🤖 AI Summary
This study addresses the challenge of automatically parsing narrative relative-location descriptions in biological specimen records (e.g., “5 km northeast of a river mouth”) into precise geographic coordinates. We propose an end-to-end geolocalization method leveraging large language models (LLMs), the first to adapt LLMs for complex relative-direction reasoning via a novel semantic spatial inference mechanism. To overcome limitations of prompt engineering alone, we introduce QLoRA-based efficient fine-tuning, enabling multilingual and cross-regional adaptation to heterogeneous biogeographic data. Additionally, we construct a multi-source, heterogeneous dataset and optimize prompting strategies. Experiments demonstrate that 65% of all records achieve localization errors ≤10 km; on New York State data, performance reaches 85% ≤10 km and 67% ≤1 km—substantially outperforming existing automated approaches.
📝 Abstract
Georeferencing text documents has typically relied on either gazetteer-based methods to assign geographic coordinates to place names, or on language modelling approaches that associate textual terms with geographic locations. However, many location descriptions specify positions relatively with spatial relationships, making geocoding based solely on place names or geo-indicative words inaccurate.
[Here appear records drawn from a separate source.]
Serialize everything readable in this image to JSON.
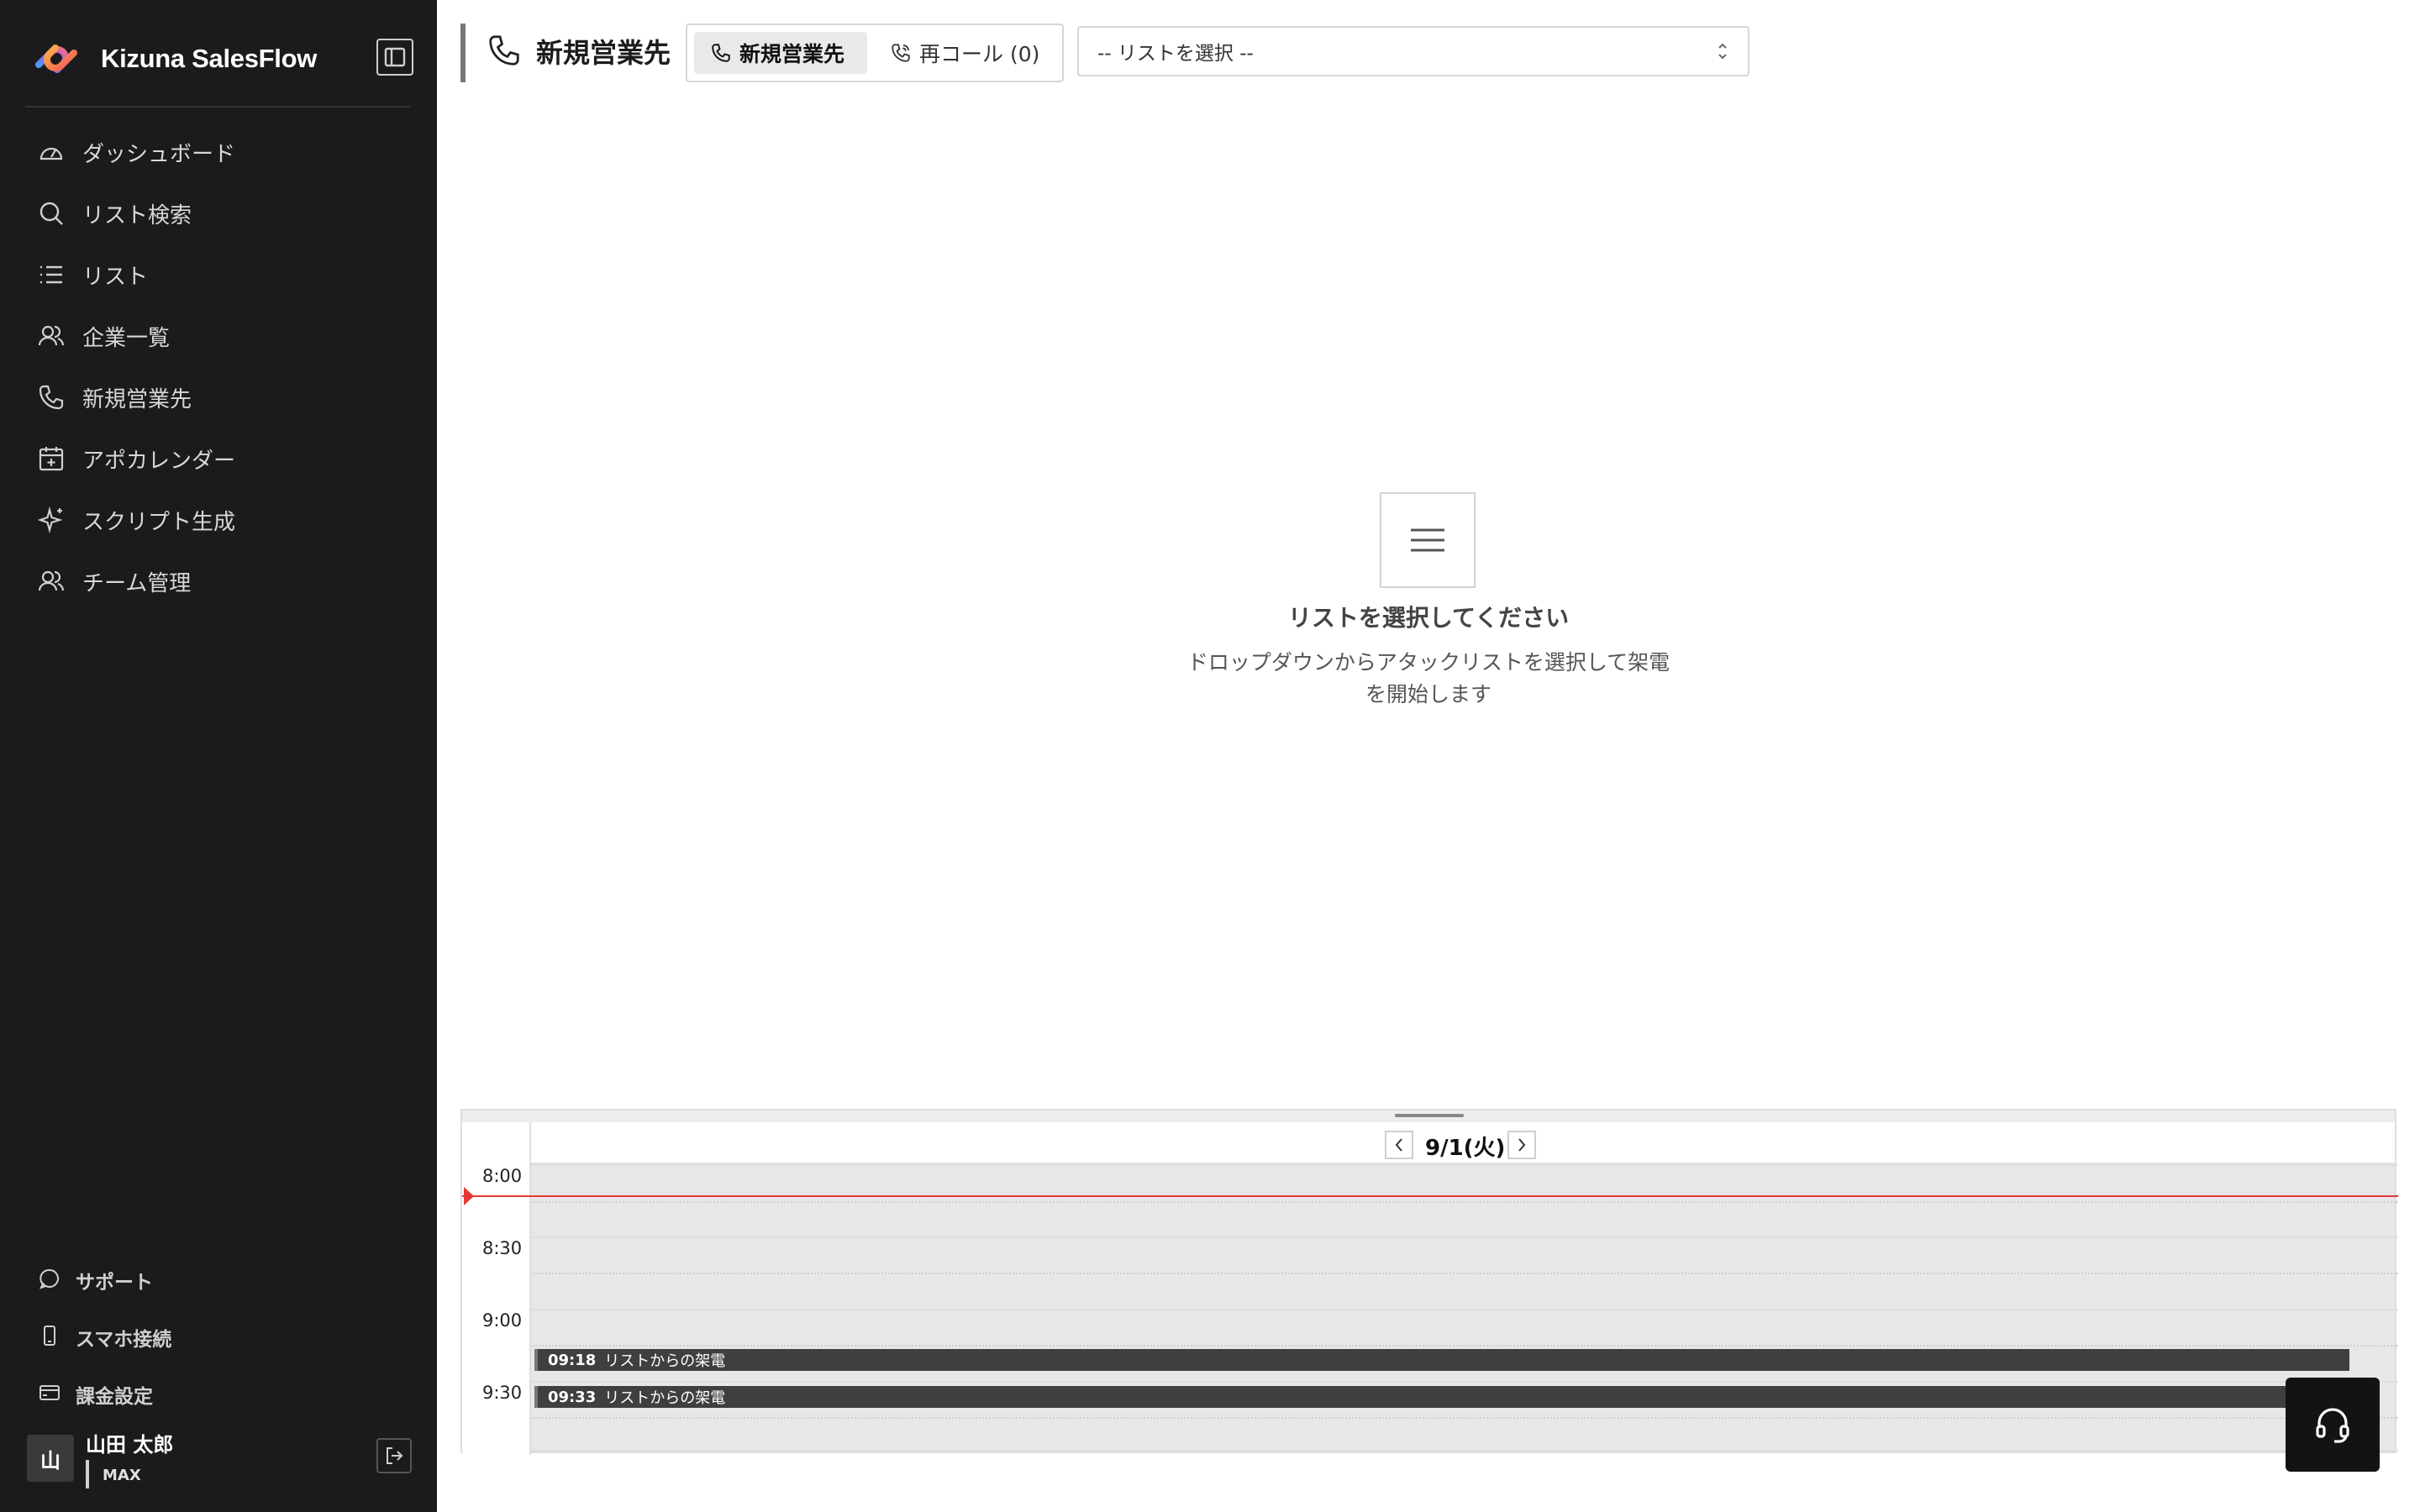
{
  "app": {
    "name": "Kizuna SalesFlow"
  },
  "sidebar": {
    "items": [
      {
        "label": "ダッシュボード",
        "icon": "gauge-icon"
      },
      {
        "label": "リスト検索",
        "icon": "search-icon"
      },
      {
        "label": "リスト",
        "icon": "list-icon"
      },
      {
        "label": "企業一覧",
        "icon": "users-icon"
      },
      {
        "label": "新規営業先",
        "icon": "phone-icon"
      },
      {
        "label": "アポカレンダー",
        "icon": "calendar-plus-icon"
      },
      {
        "label": "スクリプト生成",
        "icon": "sparkle-icon"
      },
      {
        "label": "チーム管理",
        "icon": "team-icon"
      }
    ],
    "bottom_items": [
      {
        "label": "サポート",
        "icon": "chat-icon"
      },
      {
        "label": "スマホ接続",
        "icon": "smartphone-icon"
      },
      {
        "label": "課金設定",
        "icon": "credit-card-icon"
      }
    ],
    "user": {
      "avatar_initial": "山",
      "name": "山田 太郎",
      "plan": "MAX"
    }
  },
  "header": {
    "title": "新規営業先",
    "tabs": [
      {
        "label": "新規営業先",
        "active": true
      },
      {
        "label": "再コール (0)",
        "active": false
      }
    ],
    "select": {
      "value": "-- リストを選択 --"
    }
  },
  "empty_state": {
    "title": "リストを選択してください",
    "description_line1": "ドロップダウンからアタックリストを選択して架電",
    "description_line2": "を開始します"
  },
  "calendar": {
    "date": "9/1(火)",
    "times": [
      "8:00",
      "8:30",
      "9:00",
      "9:30"
    ],
    "events": [
      {
        "time": "09:18",
        "title": "リストからの架電"
      },
      {
        "time": "09:33",
        "title": "リストからの架電"
      }
    ]
  },
  "colors": {
    "sidebar_bg": "#1b1b1d",
    "now_indicator": "#e53935",
    "event_bg": "#3f3f42"
  }
}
This issue frequently arises in biological specimen collection records, where locations are often described through narratives rather than coordinates if they pre-date GPS. Accurate georeferencing is vital for biodiversity studies, yet the process remains labour-intensive, leading to a demand for automated georeferencing solutions. This paper explores the potential of Large Language Models (LLMs) to georeference complex locality descriptions automatically, focusing on the biodiversity collections domain. We first identified effective prompting patterns, then fine-tuned an LLM using Quantized Low-Rank Adaptation (QLoRA) on biodiversity datasets from multiple regions and languages. Our approach outperforms existing baselines with an average, across datasets, of 65% of records within a 10 km radius, for a fixed amount of training data. The best results (New York state) were 85% within 10km and 67% within 1km. The selected LLM performs well for lengthy, complex descriptions, highlighting its potential for georeferencing intricate locality descriptions.